The approach requires patience and a willingness to make multiple offers, many of which will be rejected, since sellers without financial pressure have little reason to accept discounts.

For those willing to accept a long-term equity play, the best opportunities are properties with below-market rents that can be raised over time, even if rent control slows the process. Properties with below-market rents can deliver both rising rental income and appreciation as rents improve, but the path is slow and requires more capital.

Fouts-Sparks emphasizes that today’s environment rewards selectivity and patience. Investors who maintain realistic expectations about returns and timelines can still build wealth, but must be prepared for a slower process than during the pandemic years.

How One Salem-Keizer Investment Team Is Navigating the Tougher Market

Despite the tougher landscape, Fouts-Sparks and her husband Jordan, who focuses on multifamily and commercial properties, are continuing to expand their own investment portfolio. The couple is weighing another property purchase and plans to add an accessory dwelling unit to increase rental income and long-term equity.

Their approach reflects the advice Fouts-Sparks gives clients: focus on long-term wealth building rather than quick cash flow, and be highly selective rather than chasing volume. By adjusting expectations and strategies, investors can still succeed in Oregon’s secondary markets. Still, it now takes more capital, more patience, and a fundamentally different investment thesis than just a few years ago.

What the Future Looks Like for Small Investors in Oregon’s Secondary Markets

The decline in cash-flow-positive deals has changed who is active in Oregon’s secondary markets. Investors who need a monthly income have mostly stepped back, leaving the field to those with longer time horizons and deeper pockets. Rent control further limits the appeal of value-add strategies, requiring more capital and a longer wait for returns.
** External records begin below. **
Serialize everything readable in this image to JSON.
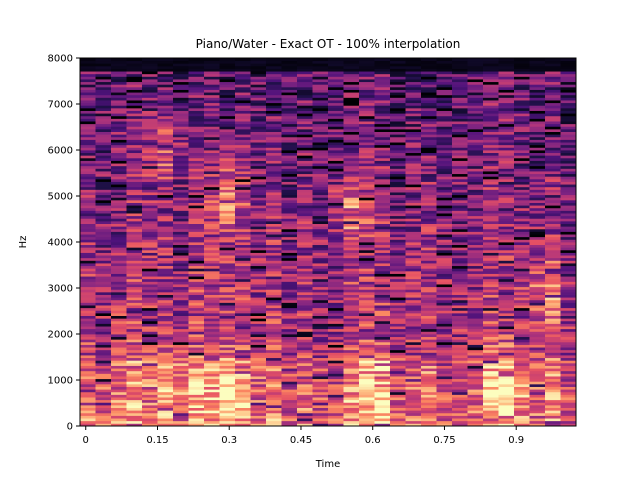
{
  "chart_data": {
    "type": "heatmap",
    "title": "Piano/Water - Exact OT - 100% interpolation",
    "xlabel": "Time",
    "ylabel": "Hz",
    "xlim": [
      -0.012,
      1.025
    ],
    "ylim": [
      0,
      8000
    ],
    "x_ticks": [
      0,
      0.15,
      0.3,
      0.45,
      0.6,
      0.75,
      0.9
    ],
    "x_tick_labels": [
      "0",
      "0.15",
      "0.3",
      "0.45",
      "0.6",
      "0.75",
      "0.9"
    ],
    "y_ticks": [
      0,
      1000,
      2000,
      3000,
      4000,
      5000,
      6000,
      7000,
      8000
    ],
    "y_tick_labels": [
      "0",
      "1000",
      "2000",
      "3000",
      "4000",
      "5000",
      "6000",
      "7000",
      "8000"
    ],
    "colormap": [
      "#000004",
      "#1c1044",
      "#4f127b",
      "#812581",
      "#b5367a",
      "#e55064",
      "#fb8761",
      "#fec287",
      "#fcfdbf"
    ],
    "grid": false,
    "legend": "none",
    "n_time_frames": 32,
    "n_freq_bins": 140,
    "intensity_profile": {
      "low_band_hz": 1500,
      "max_frequency_hz": 7700,
      "bright_regions": [
        {
          "t": 0.19,
          "hz": 900
        },
        {
          "t": 0.3,
          "hz": 800
        },
        {
          "t": 0.6,
          "hz": 700
        },
        {
          "t": 0.88,
          "hz": 800
        },
        {
          "t": 0.3,
          "hz": 5000
        },
        {
          "t": 0.55,
          "hz": 4700
        },
        {
          "t": 0.17,
          "hz": 6000
        },
        {
          "t": 0.96,
          "hz": 2900
        }
      ]
    }
  }
}
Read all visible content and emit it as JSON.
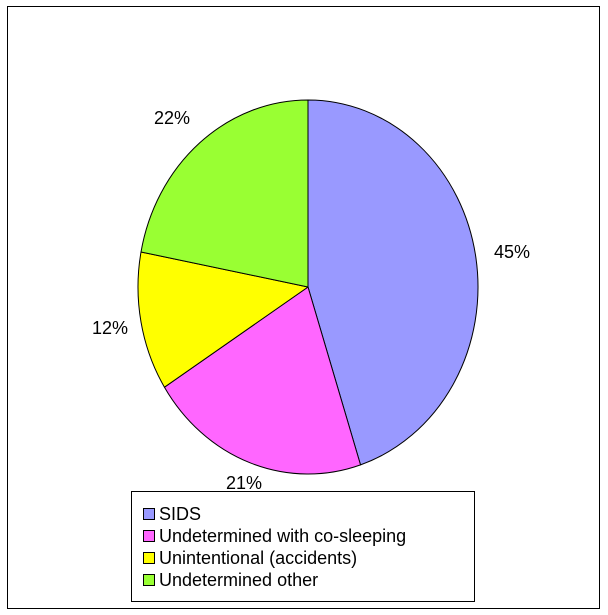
{
  "chart_data": {
    "type": "pie",
    "title": "",
    "slices": [
      {
        "label": "SIDS",
        "value": 45,
        "value_label": "45%",
        "color": "#9999ff"
      },
      {
        "label": "Undetermined with co-sleeping",
        "value": 21,
        "value_label": "21%",
        "color": "#ff66ff"
      },
      {
        "label": "Unintentional (accidents)",
        "value": 12,
        "value_label": "12%",
        "color": "#ffff00"
      },
      {
        "label": "Undetermined other",
        "value": 22,
        "value_label": "22%",
        "color": "#99ff33"
      }
    ],
    "start_angle_deg": 0,
    "direction": "clockwise",
    "legend_position": "bottom"
  }
}
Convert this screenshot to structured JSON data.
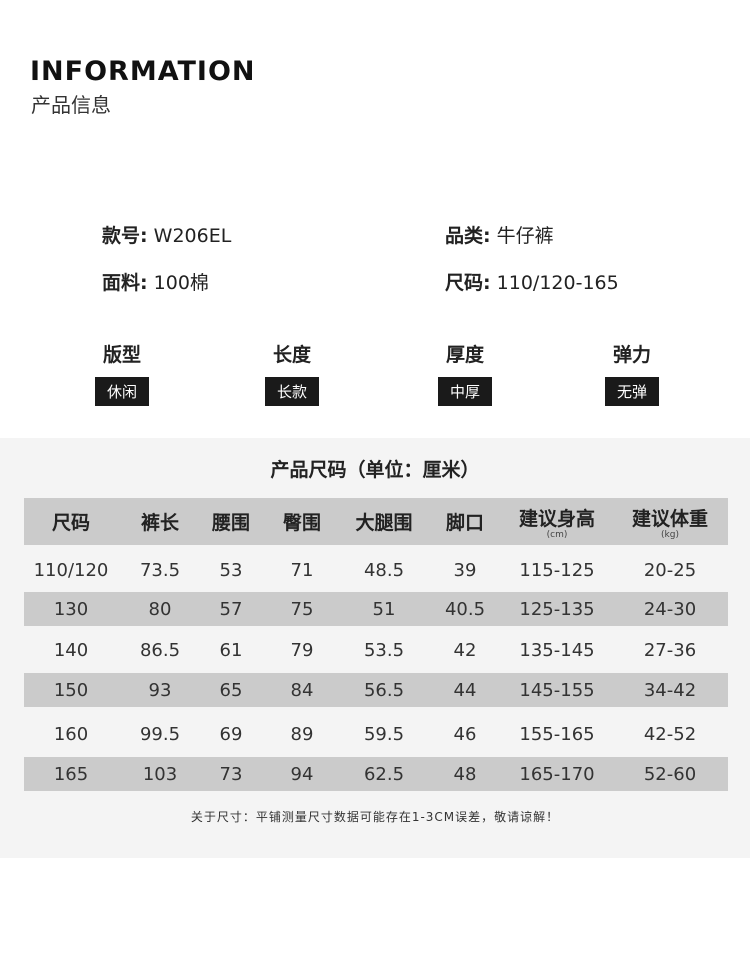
{
  "header": {
    "title_en": "INFORMATION",
    "title_cn": "产品信息"
  },
  "info": [
    {
      "label": "款号:",
      "value": "W206EL"
    },
    {
      "label": "品类:",
      "value": "牛仔裤"
    },
    {
      "label": "面料:",
      "value": "100棉"
    },
    {
      "label": "尺码:",
      "value": "110/120-165"
    }
  ],
  "attributes": [
    {
      "label": "版型",
      "value": "休闲"
    },
    {
      "label": "长度",
      "value": "长款"
    },
    {
      "label": "厚度",
      "value": "中厚"
    },
    {
      "label": "弹力",
      "value": "无弹"
    }
  ],
  "size_table": {
    "title": "产品尺码（单位：厘米）",
    "headers": [
      {
        "label": "尺码"
      },
      {
        "label": "裤长"
      },
      {
        "label": "腰围"
      },
      {
        "label": "臀围"
      },
      {
        "label": "大腿围"
      },
      {
        "label": "脚口"
      },
      {
        "label": "建议身高",
        "unit": "(cm)"
      },
      {
        "label": "建议体重",
        "unit": "(kg)"
      }
    ],
    "rows": [
      [
        "110/120",
        "73.5",
        "53",
        "71",
        "48.5",
        "39",
        "115-125",
        "20-25"
      ],
      [
        "130",
        "80",
        "57",
        "75",
        "51",
        "40.5",
        "125-135",
        "24-30"
      ],
      [
        "140",
        "86.5",
        "61",
        "79",
        "53.5",
        "42",
        "135-145",
        "27-36"
      ],
      [
        "150",
        "93",
        "65",
        "84",
        "56.5",
        "44",
        "145-155",
        "34-42"
      ],
      [
        "160",
        "99.5",
        "69",
        "89",
        "59.5",
        "46",
        "155-165",
        "42-52"
      ],
      [
        "165",
        "103",
        "73",
        "94",
        "62.5",
        "48",
        "165-170",
        "52-60"
      ]
    ],
    "note": "关于尺寸：平铺测量尺寸数据可能存在1-3CM误差，敬请谅解！"
  },
  "colors": {
    "header_row": "#cbcbcb",
    "panel": "#f4f4f4",
    "tag": "#1a1a1a"
  }
}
As interest rates remain elevated and property prices slow to adjust, the market is likely to remain challenging for small investors focused on cash flow. Those who adapt by seeking discounts, leveraging creative financing, and prioritizing long-term equity growth will have the best chance to build wealth, but must be willing to accept a slower, more capital-intensive path than before. For now, Oregon’s small multifamily market favors the patient, well-capitalized investor who is willing to wait for the numbers to work.